13. A display device according to claim 12 , wherein each pixel cell ( 20 ) comprises two switches ( 26 , 27 ) arranged in series between the data line ( 21 ) and the drive element ( 24 ), the emissive element first electrode ( 29 ) being connected to a point ( 30 ) between said switches.

14. A display device according to claim 12 , wherein each pixel cell ( 20 ′) comprises a first switch ( 32 ), provided between the data line ( 21 ) and the drive element ( 24 ), and a second switch ( 33 ) provided between the data line ( 2 ) and the first electrode ( 29 ) of the emissive element.

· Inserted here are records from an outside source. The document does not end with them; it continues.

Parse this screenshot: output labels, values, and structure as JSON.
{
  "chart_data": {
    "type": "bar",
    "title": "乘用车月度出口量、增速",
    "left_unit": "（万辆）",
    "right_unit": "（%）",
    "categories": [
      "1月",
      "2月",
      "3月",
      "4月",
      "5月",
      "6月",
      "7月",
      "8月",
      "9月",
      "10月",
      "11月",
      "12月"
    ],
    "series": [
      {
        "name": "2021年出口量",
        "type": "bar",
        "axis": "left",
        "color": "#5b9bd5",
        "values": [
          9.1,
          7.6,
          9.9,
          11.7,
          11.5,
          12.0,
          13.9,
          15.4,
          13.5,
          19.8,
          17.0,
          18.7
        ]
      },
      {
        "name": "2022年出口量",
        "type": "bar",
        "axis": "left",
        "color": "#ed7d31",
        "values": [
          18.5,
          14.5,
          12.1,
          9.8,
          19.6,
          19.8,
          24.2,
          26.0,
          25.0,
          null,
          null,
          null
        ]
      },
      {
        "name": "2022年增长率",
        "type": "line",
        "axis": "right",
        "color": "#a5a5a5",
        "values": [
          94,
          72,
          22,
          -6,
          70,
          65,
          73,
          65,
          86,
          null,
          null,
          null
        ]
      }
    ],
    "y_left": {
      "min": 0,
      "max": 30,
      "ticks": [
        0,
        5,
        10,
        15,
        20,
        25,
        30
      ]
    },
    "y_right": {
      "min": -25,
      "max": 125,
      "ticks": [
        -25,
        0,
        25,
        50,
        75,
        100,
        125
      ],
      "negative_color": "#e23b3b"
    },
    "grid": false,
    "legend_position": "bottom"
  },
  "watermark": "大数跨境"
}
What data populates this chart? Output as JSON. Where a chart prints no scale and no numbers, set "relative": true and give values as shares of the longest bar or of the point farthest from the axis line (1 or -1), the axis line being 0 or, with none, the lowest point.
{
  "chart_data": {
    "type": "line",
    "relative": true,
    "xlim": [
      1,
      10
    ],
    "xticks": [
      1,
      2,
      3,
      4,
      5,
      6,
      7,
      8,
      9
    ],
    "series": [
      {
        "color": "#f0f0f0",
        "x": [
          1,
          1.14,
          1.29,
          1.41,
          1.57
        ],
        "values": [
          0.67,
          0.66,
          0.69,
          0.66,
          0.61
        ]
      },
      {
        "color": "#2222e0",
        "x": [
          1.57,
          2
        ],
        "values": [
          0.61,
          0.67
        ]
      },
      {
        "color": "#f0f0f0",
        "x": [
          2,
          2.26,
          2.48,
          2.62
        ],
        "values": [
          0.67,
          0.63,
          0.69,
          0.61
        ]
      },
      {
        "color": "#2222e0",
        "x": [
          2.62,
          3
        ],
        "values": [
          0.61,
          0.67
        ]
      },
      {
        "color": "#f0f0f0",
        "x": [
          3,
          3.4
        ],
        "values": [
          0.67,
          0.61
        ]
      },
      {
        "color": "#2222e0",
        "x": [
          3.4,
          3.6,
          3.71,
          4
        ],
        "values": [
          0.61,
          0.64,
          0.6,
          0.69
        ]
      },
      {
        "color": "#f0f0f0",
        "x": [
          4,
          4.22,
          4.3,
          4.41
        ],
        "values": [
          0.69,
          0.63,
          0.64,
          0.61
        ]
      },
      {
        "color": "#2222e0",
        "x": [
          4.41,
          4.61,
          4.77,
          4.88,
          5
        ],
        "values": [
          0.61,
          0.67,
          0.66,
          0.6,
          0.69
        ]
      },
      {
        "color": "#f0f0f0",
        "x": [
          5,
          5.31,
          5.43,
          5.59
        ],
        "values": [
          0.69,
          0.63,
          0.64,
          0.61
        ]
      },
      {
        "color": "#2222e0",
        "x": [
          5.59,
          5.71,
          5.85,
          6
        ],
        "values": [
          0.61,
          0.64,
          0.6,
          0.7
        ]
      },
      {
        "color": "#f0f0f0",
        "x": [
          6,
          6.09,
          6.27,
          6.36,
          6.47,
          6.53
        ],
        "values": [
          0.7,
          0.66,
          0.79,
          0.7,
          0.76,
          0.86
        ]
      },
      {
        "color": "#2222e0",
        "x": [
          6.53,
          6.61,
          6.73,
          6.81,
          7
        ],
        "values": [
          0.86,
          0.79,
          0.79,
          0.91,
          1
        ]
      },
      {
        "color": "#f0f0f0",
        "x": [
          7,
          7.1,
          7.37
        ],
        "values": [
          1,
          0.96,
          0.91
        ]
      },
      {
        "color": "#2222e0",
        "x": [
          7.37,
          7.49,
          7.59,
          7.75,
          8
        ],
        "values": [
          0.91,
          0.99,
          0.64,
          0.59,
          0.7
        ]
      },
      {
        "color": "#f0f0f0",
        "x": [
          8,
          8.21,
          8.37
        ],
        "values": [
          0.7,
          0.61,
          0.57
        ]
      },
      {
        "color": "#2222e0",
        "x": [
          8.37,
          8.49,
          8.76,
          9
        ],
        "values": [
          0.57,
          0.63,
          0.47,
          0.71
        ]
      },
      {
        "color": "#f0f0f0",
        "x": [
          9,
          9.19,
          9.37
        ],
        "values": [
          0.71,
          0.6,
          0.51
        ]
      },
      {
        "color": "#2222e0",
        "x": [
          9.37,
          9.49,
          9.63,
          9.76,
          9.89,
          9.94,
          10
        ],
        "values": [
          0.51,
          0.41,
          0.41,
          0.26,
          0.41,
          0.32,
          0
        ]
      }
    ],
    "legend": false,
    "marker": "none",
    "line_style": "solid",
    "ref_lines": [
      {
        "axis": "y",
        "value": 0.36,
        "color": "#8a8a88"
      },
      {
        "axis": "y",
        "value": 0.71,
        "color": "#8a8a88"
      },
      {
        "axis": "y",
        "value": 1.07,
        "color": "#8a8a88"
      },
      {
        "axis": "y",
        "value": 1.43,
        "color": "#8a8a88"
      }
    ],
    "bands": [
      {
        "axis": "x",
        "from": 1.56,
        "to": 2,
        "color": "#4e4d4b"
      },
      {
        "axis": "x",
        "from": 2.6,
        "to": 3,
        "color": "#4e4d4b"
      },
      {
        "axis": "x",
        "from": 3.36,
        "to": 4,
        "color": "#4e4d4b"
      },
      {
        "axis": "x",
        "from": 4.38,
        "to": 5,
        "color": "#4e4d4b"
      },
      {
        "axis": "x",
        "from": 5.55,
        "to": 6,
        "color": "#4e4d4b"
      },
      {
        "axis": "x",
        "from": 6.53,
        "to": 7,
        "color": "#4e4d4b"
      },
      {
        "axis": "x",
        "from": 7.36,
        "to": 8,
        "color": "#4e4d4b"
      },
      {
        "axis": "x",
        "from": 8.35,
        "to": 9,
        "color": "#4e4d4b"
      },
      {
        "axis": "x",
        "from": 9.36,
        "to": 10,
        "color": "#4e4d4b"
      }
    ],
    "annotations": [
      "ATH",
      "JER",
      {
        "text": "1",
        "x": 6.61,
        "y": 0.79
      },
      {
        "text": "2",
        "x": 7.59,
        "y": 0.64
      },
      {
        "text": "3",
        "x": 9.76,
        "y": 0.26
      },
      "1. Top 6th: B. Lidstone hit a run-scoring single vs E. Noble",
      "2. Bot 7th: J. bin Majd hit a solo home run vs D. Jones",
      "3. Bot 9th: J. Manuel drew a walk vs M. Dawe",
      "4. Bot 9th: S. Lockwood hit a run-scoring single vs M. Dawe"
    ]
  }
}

15. A display device according to claim 12 , wherein the emissive element ( 25 ) is an organic or polymer light emitting diode.

16. A pixel cell in an active matrix display device, comprising a data line ( 21 ), a drive element ( 24 ), an emissive element ( 25 ), and a first switch ( 32 ), provided between the data line ( 21 ) and the drive element ( 24 ), and a second switch ( 33 ) provided between the data line ( 21 ) and the anode ( 29 ) of the emissive element.

17. A pixel cell according to claim 16 , wherein the first switch and the second switch are provided in parallel between the data line and the anode of the emissive element.

18. A method according to claim 1 , wherein the first electrode is an anode of the emissive element.

19. A display device according to claim 12 , wherein the first electrode is an anode of the emissive element.

20. A method according to claim 3 , wherein the first electrode is an anode of the emissive element.